To tar Bradford Cox with the label `easy listening' is to do him a grand injustice, but both his 2008 releases wash over the listener in such an aurally pleasing and unchallenging way that it is difficult to slap any other sticker on him. Like his Deerhunter album
Microcastle, this album sounds lazy, but in an entirely commendable way, like it was recorded in shorts and straw hat. It sounds summery in a shoegaze-y way and laces dreamy qualities through a fuzzy, warm haze.
The tracks seem to have an innate rhythm, and pulse gently accompanied by Cox's acquiescent drawl. What `Let The Blind Lead ...' possesses that
Microcastle does not is a better sense of consistency, where all tracks are songs, rather than collections of ideas, and all compliment each other throughout, rather like Victorian gents doffing their caps respectfully to one another in the street. There is no reliance to fall into the overly experimental, which allows the album to fall comfortably under a straight `indie' classification, with thorough nods to shoegaze.
This has its drawbacks though, because where
Microcastle was more adventurous, it had the propensity to succeed. Granted it was hit and miss, but where it hit it was marvellous. `Let The Blind Lead ...' suffers consequently. The album lacks a standout moment, despite being an equally understated record that repays dedicated relistening in full.

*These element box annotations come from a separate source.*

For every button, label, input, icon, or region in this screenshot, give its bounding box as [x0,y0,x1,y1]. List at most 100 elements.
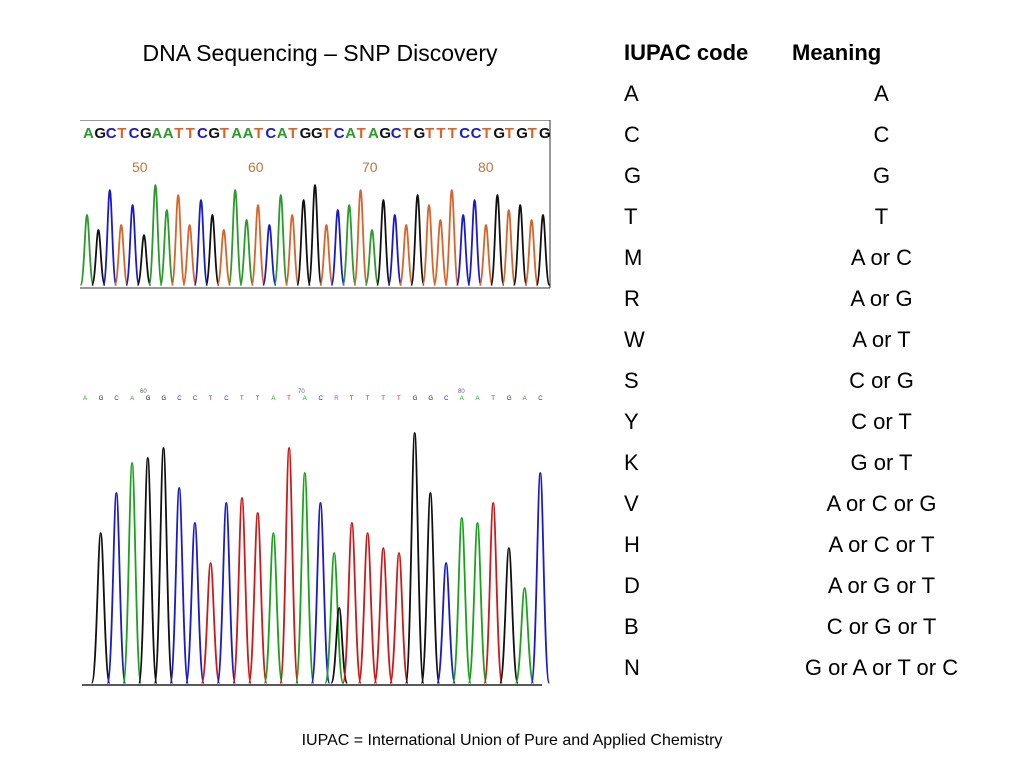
bottom-sequence-letter: T [491,396,495,402]
top-sequence-letter: T [254,125,263,142]
top-position-label: 50 [132,159,148,175]
iupac-row: M A or C [624,245,994,286]
top-peak [79,214,95,286]
top-peak [250,204,266,286]
top-peak [524,219,539,286]
iupac-meaning: A or T [852,327,911,352]
bottom-peak [185,522,205,684]
top-peak [387,214,403,286]
iupac-row: Y C or T [624,409,994,450]
top-peak [296,199,311,286]
bottom-peak [232,497,252,684]
bottom-peak [530,472,550,684]
bottom-peak [499,547,519,684]
bottom-peak [420,492,441,684]
bottom-sequence-letter: C [538,396,543,402]
iupac-code: V [624,491,639,516]
top-position-labels: 50 60 70 80 [132,159,494,175]
iupac-code: R [624,286,640,311]
top-sequence-letter: G [379,125,391,142]
bottom-peak [389,552,409,684]
top-peak [341,204,357,286]
top-sequence-letter: T [402,125,411,142]
top-peak [501,209,517,286]
bottom-sequence-letter: T [209,396,213,402]
top-peak [490,194,505,286]
top-peak [102,189,118,286]
top-sequence-letter: T [448,125,457,142]
bottom-peak [200,562,221,684]
iupac-meaning: G or A or T or C [804,655,959,680]
top-peak [159,209,175,286]
top-sequence-letter: G [94,125,106,142]
top-peaks [79,184,551,286]
top-sequence-letter: C [334,125,345,142]
bottom-peak [137,457,158,684]
iupac-meaning: A or G or T [827,573,936,598]
bottom-peak [467,522,488,684]
top-sequence-letter: T [436,125,445,142]
bottom-peak [330,607,349,684]
iupac-code: T [624,204,638,229]
top-peak [433,219,448,286]
bottom-peak [324,552,345,684]
top-peak [182,224,197,286]
top-peak [353,189,368,286]
top-peak [205,214,220,286]
bottom-sequence-letter: C [193,396,198,402]
top-sequence-letter: A [277,125,288,142]
top-sequence-letter: T [186,125,195,142]
top-peak [136,234,152,286]
bottom-sequence-letter: A [523,396,527,402]
top-sequence-letter: A [163,125,174,142]
bottom-sequence-letter: A [460,396,464,402]
bottom-sequence-letter: A [476,396,480,402]
iupac-code: N [624,655,640,680]
iupac-code: Y [624,409,639,434]
bottom-sequence-letter: A [303,396,307,402]
top-peak [125,204,140,286]
iupac-code: A [624,81,639,106]
bottom-sequence-letter: C [177,396,182,402]
footnote: IUPAC = International Union of Pure and … [301,732,723,749]
bottom-sequence-letter: G [162,396,167,402]
top-peak [364,229,380,286]
top-position-label: 70 [362,159,378,175]
bottom-sequence-letter: T [256,396,260,402]
top-sequence-letter: A [231,125,242,142]
top-peak [478,224,494,286]
top-peak [113,224,129,286]
top-sequence-letter: C [391,125,402,142]
bottom-peak [216,502,237,684]
top-sequence-letter: T [528,125,537,142]
bottom-sequence-letter: T [381,396,385,402]
bottom-sequence-letter: G [428,396,433,402]
top-peak [227,189,243,286]
iupac-row: V A or C or G [624,491,994,532]
bottom-peak [153,447,174,684]
top-sequence-letter: T [174,125,183,142]
top-sequence-letter: C [459,125,470,142]
bottom-peak [357,532,378,684]
top-sequence-letter: G [208,125,220,142]
iupac-meaning: T [874,204,889,229]
iupac-meaning: A or G [850,286,913,311]
iupac-meaning: C or G [849,368,914,393]
top-sequence-letter: A [243,125,254,142]
iupac-meaning: C [873,122,890,147]
bottom-peak [122,462,142,684]
top-position-label: 60 [248,159,264,175]
bottom-peaks [90,432,550,684]
top-peak [455,214,471,286]
bottom-peak [514,587,535,684]
top-peak [398,224,414,286]
iupac-code: B [624,614,639,639]
top-peak [421,204,437,286]
top-peak [307,184,323,286]
bottom-sequence-letter: A [130,396,134,402]
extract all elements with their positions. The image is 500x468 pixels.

Both albums recall a more mute Grandaddy, failing to reach the same sense of abandon that
The Sophtware Slump achieved, but humming along with the same drive to pleasantly please and to build layer-like with each listen. Sensory deprivation allows for acute perception elsewhere and in Atlas Sound Cox has produced a record above the ordinary, which leaves the listener comfortably numb, happily led by the deceptively simple but courageously effective experience.